La Bible est-elle un livre « politique », dans quel sens, et devrait-elle l’être ?
La Bible est un livre ancien, religieux et profondément politique. Elle ne parle pas du monde divin, de la génération des dieux, des relations entre eux. Ce qui caractérise la Bible, c’est qu’elle parle d’un Dieu qui intervient dans l’histoire, parce qu’il entend le cri d’un peuple d’esclaves et qu’il a un plan pour « établir la justice et le droit » (Genèse 18,19).
La Bible parle de tribus esclaves qui quittent l’Égypte, qui entrent dans une relation d’alliance ou de confrontation avec d’autres tribus, qui en viennent à former un petit État, situé entre de puissants empires, au sud, l’Égypte et au nord, successivement l’Assyrie, Babylone, la Perse, la Perse, la Grèce, puis Rome. Ce petit État est exilé à Babylone au VIe siècle, puis revient sur sa terre, mais toujours soumis à la grande puissance de l’époque. Je n’en dirai pas plus, mais c’est une suite ininterrompue de vicissitudes politiques.

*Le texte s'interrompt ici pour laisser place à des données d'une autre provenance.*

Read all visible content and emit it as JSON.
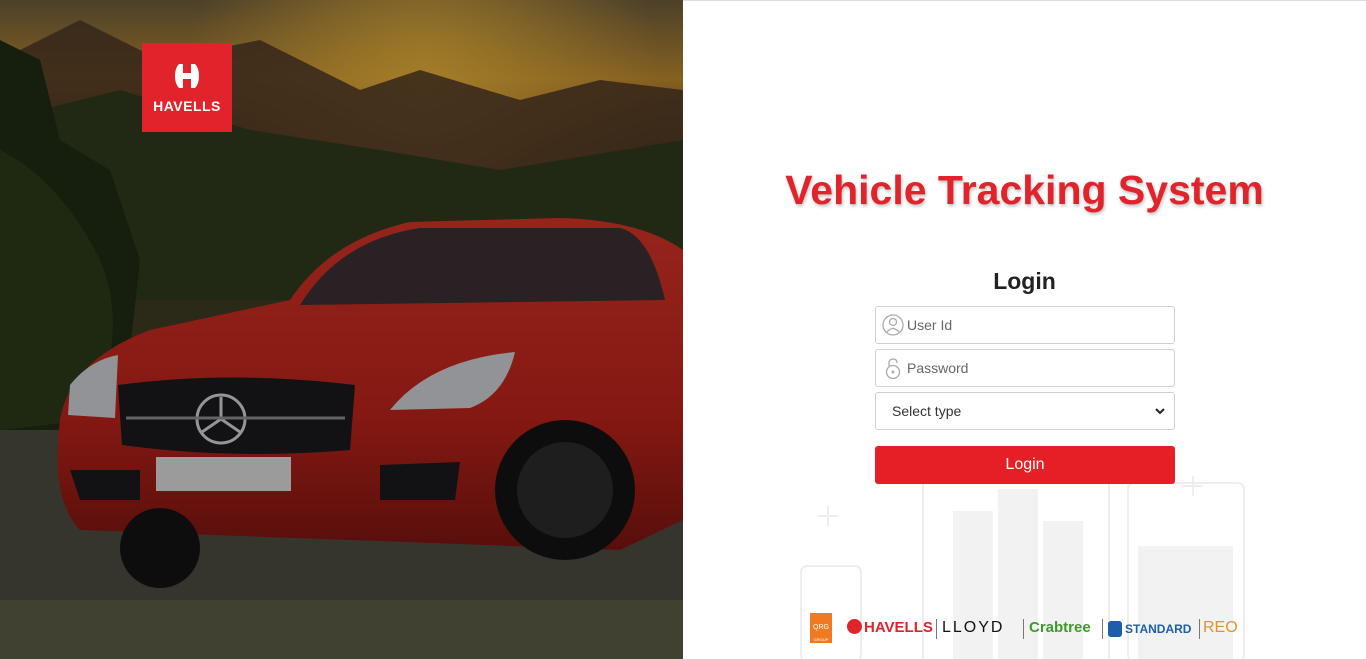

Le Nouveau Testament, que nous connaissons mieux, parle sans cesse du pouvoir romain, du contrôle de la dynastie des Hérodiens. La croix est une potence réservée à ceux qui sont considérés comme des subversifs politiques. La lecture religieuse de la Bible ne peut ignorer sa dimension politique, elle doit pouvoir découvrir le message religieux à travers une histoire profondément humaine. La Parole de Dieu ne se saisit pas par un processus logique de déduction, encore moins par une simple lecture précritique des textes, mais par le processus de discernement d’une histoire politique.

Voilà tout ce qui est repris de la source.